Watching the Obama administration at work this week, a friend offered this judgment: Under Obama, Iran keeps its nuclear program and Americans lose their health insurance.

 

Historians and political scientists will have much to say, after its collapse, about contemporary liberalism’s propensity to be at once tough on American citizens and soft on Iranian mullahs. Today’s liberals are pleased to use the power of the state to nudge—not to say bully—their fellow Americans, while shunning the exercise of power abroad, preferring to accommodate—not to say appease—the nation’s enemies. It would seem to be a paradox. 

Or perhaps not. Aren’t the bossy often insecure? Aren’t bullies often cowards? Those who throw their weight around when they aren’t resisted often shy away from confrontation with those who won’t yield. A fatal conceit at home can be the flip side of a fatal loss of nerve abroad.

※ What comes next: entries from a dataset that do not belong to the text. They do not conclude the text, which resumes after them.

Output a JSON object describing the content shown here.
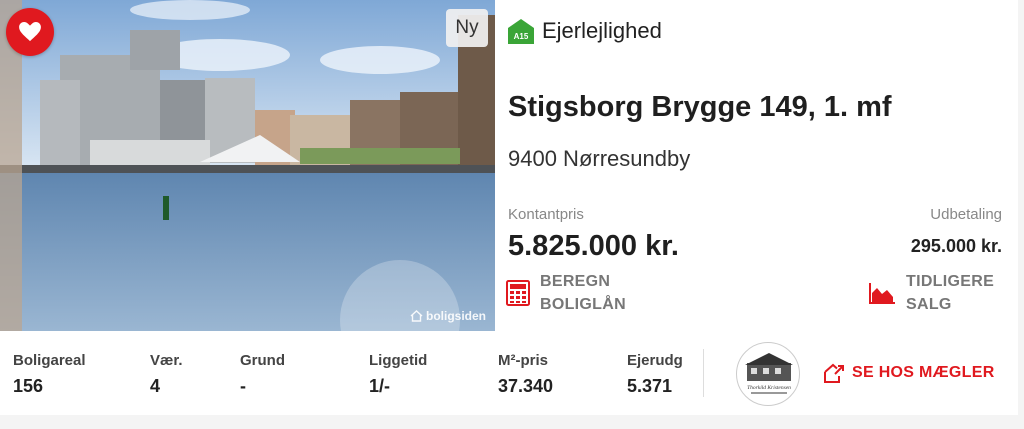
{
  "listing": {
    "new_badge": "Ny",
    "watermark": "boligsiden",
    "energy_label": "A15",
    "property_type": "Ejerlejlighed",
    "address": "Stigsborg Brygge 149, 1. mf",
    "city": "9400 Nørresundby",
    "cash_price_label": "Kontantpris",
    "cash_price": "5.825.000 kr.",
    "down_payment_label": "Udbetaling",
    "down_payment": "295.000 kr.",
    "calc_loan_line1": "BEREGN",
    "calc_loan_line2": "BOLIGLÅN",
    "prev_sales_line1": "TIDLIGERE",
    "prev_sales_line2": "SALG"
  },
  "stats": [
    {
      "label": "Boligareal",
      "value": "156"
    },
    {
      "label": "Vær.",
      "value": "4"
    },
    {
      "label": "Grund",
      "value": "-"
    },
    {
      "label": "Liggetid",
      "value": "1/-"
    },
    {
      "label": "M²-pris",
      "value": "37.340"
    },
    {
      "label": "Ejerudg",
      "value": "5.371"
    }
  ],
  "agent": {
    "logo_text": "Thorkild Kristensen",
    "button_label": "SE HOS MÆGLER"
  },
  "colors": {
    "accent": "#e0191f",
    "energy_green": "#3aa537"
  },
  "icons": {
    "favorite": "heart-icon",
    "energy": "energy-label-icon",
    "calc": "calculator-icon",
    "history": "area-chart-icon",
    "external": "external-link-icon"
  }
}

This is a moment that reveals the 
bankruptcy of contemporary liberalism.
 It’s also a moment of truth for American 
conservatism, which, at its best, com
bines the sound judgment of an older
conservatism and the fighting spirit of 
an older liberalism. It’s a moment of truth for an American conservatism that embodies “that honorable determination which animates every votary of freedom, to rest all our political experiments on the capacity of mankind for self-government” (Federalist 39). This suggests the immediate task of American conservatives: resistance to the nanny state at home and the enemies of freedom abroad.

The spirit of resistance is there. The rise of the Tea Party shows that. But the energy of the Tea Party, as Tea Party activists know, isn’t enough. A strategy of successful resistance has to be embodied in and carried forward by a real political party. That’s the Republican party.

We’re now at a moment of truth for the Republican party. Can it act energetically and effectively in Congress to reverse Obamacare’s most obnoxious elements, delay the most dangerous, and place it on a path to ultimate extinction? Beginning with legislation in the House this week to allow Americans to keep their current health plans if they wish, congressional Republicans seem to be getting their act together in opposing Obamacare. The challenge will be to stay focused, not to dissipate their energies on fights of far less importance or squabbles among themselves, and to remember that Obamacare is the center of gravity of American politics.

At the center of gravity of world politics is the question of a nuclear Iran. Here the Republican task is more difficult, for Congress has less leverage over and less ability to shape foreign policy. It will be hard to prevent the administration from consummating a bad deal with Iran. But Congress can insist on moving ahead with sanctions. Congressional Republicans can make clear that they oppose bad deals that would do nothing to reverse, and little even to slow, Iran’s nuclear program. And Republicans can say that if the Obama administration is committed to doing nothing to stop that program, they will support our ally Israel if she chooses to act on her own, and on our, behalf.

Of course Republicans can’t just resist. They need a positive agenda in both domestic and foreign policy, and work on that needs to go on. But for the immediate future, the crucial service the GOP can perform for the country is to stop both Obamacare and the Iranian nuclear program. Eventually the GOP will have to govern. It has to prepare to govern. But resistance precedes governing.

Successful resistance requires courage and competence—and a certain amount of cooperation. Now is surely the time for the Tea Party and the establishment to put aside some of their differences for the sake of their party, and their country. In light of the threats we face at home and abroad, now is surely the time for Republicans to hearken to the words of that great friend of American liberty, Edmund Burke: “When bad men combine, the good must associate; else they will fall one by one, an unpitied sacrifice in a contemptible struggle.”